Recently,I've been facinated by the Urban Exploration sites all over the web.I can (and have) spent hours at a time checking out the work of tireless urban explorers,documenting what our society has simply abandoned.I'm amazed at not only what is out there,but the vast ammount of these places....hospitals,factorys,schools,homes....just sitting there.Some await renovation, some tied up in the legal web,most await the bulldozers blade or are left to simply rot away.
I realize this blog is far from original.The internet is full of these sites,but I intend to focus on my little corner of God's counrty.FAR from urban,I chose to fall into the rural catagory of exploration.Some believe that is far less to see in the rural setting,but I must disagree.There is plenty within my area,just begging to be documented.So....here we go!
Well...a little about me,I guess.I live in Greene County,PA.The southwestern most county,bordered on two sides by West Virgina.Anyone even remotley familiar with this area knows one thing for sure...this is coal country.Coal mines were the primary industry here,and their ghosts are everywhere..more on that in a bit.

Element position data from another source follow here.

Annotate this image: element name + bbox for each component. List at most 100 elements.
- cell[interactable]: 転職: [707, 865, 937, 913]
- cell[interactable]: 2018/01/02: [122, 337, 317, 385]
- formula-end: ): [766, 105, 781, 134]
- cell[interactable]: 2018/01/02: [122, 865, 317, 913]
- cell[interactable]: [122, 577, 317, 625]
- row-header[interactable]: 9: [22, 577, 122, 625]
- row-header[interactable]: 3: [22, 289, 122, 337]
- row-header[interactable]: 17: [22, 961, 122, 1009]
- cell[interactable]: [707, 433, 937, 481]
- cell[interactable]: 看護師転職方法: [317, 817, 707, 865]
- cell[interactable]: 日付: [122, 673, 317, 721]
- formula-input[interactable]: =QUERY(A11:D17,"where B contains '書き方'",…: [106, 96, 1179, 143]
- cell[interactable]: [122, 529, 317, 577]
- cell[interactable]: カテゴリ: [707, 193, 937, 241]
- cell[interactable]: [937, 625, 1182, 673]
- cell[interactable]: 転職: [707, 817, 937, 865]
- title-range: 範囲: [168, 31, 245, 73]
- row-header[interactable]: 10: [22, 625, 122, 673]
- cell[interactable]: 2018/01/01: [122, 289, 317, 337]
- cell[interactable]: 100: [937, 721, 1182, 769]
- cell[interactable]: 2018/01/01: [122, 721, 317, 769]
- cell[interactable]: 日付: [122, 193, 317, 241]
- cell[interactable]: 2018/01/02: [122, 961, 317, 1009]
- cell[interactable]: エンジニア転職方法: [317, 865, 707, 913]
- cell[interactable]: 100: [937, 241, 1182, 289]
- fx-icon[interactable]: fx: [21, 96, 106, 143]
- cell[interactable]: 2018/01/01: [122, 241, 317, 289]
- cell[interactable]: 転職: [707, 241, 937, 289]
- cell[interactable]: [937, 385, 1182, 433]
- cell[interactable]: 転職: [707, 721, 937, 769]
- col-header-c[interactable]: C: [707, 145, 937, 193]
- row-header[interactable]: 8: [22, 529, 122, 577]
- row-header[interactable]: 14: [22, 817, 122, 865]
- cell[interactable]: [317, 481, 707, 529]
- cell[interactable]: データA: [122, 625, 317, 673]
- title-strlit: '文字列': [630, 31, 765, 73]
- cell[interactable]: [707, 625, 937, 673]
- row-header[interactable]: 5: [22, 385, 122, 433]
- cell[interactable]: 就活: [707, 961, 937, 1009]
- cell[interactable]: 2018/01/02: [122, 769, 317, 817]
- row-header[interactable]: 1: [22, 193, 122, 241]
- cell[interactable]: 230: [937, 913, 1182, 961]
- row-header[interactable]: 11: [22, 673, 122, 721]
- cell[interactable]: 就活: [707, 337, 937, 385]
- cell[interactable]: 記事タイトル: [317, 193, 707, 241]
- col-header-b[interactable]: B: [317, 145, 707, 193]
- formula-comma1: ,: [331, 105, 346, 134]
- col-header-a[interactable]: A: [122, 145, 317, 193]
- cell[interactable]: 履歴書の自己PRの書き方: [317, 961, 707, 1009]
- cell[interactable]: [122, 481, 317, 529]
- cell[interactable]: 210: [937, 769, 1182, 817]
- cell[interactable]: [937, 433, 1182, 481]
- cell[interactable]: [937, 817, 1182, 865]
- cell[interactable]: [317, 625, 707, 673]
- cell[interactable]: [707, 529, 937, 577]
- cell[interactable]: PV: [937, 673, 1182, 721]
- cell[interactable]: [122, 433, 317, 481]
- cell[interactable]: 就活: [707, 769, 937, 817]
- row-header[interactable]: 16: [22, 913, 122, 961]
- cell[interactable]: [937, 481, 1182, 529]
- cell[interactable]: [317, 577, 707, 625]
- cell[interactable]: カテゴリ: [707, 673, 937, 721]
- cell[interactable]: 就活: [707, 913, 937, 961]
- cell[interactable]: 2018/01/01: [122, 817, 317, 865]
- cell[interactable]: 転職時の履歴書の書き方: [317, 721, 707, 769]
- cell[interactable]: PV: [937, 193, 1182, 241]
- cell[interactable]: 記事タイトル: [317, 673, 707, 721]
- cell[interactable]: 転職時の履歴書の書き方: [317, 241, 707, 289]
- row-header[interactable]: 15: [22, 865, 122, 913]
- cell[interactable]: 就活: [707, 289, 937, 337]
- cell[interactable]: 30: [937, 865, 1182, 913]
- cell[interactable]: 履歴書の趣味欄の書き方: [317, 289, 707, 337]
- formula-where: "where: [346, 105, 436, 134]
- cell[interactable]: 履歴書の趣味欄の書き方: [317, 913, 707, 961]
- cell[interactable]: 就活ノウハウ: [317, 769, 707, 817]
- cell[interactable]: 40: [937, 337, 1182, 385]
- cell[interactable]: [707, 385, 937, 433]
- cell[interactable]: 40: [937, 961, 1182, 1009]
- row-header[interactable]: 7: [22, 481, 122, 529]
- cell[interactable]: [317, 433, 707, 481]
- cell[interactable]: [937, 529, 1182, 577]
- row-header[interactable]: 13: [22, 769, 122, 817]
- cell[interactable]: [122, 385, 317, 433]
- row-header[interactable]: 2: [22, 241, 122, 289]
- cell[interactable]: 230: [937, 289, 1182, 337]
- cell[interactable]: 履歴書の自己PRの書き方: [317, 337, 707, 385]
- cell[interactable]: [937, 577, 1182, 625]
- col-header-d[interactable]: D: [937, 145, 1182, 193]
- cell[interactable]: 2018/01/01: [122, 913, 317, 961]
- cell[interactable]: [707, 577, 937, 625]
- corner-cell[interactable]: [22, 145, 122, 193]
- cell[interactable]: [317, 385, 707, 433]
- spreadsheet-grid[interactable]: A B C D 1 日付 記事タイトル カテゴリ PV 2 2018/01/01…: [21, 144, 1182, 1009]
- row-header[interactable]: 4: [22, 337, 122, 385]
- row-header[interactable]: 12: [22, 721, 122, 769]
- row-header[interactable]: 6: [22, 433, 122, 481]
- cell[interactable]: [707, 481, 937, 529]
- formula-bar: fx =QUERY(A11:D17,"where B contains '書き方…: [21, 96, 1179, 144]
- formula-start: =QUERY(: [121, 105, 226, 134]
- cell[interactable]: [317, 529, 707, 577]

I live in a "patch".A patch is a group of houses built by mining companies for the workers of that particular mine.Usually within walking distance from the mine,itslef,the patch is where life outside the mine was spent.Over the years,most of the patches survived long after the mine was closed.Genaration after geneation of famlies lived there,while come come and go.Some of the patches are large,depending on the size of the mines workforce at the time.Some,like where I live,are small loops or grids of similar homes.Think of a cul de sac,Appalacia style.
The reason I mention the patch and mining is that these will be a big part of what I cover.The ammount of abandoned mining areas around my home is unreal.Some tucked away in the woods while others sit roadside...quietly rusting away.I'll link to several awesome websites,if mining info interests you.Heck,I can walk outside now,and find someone to give a lesson on local mining history...but for now,lets focus on the forgotten stuff...after all,thats more fun..right?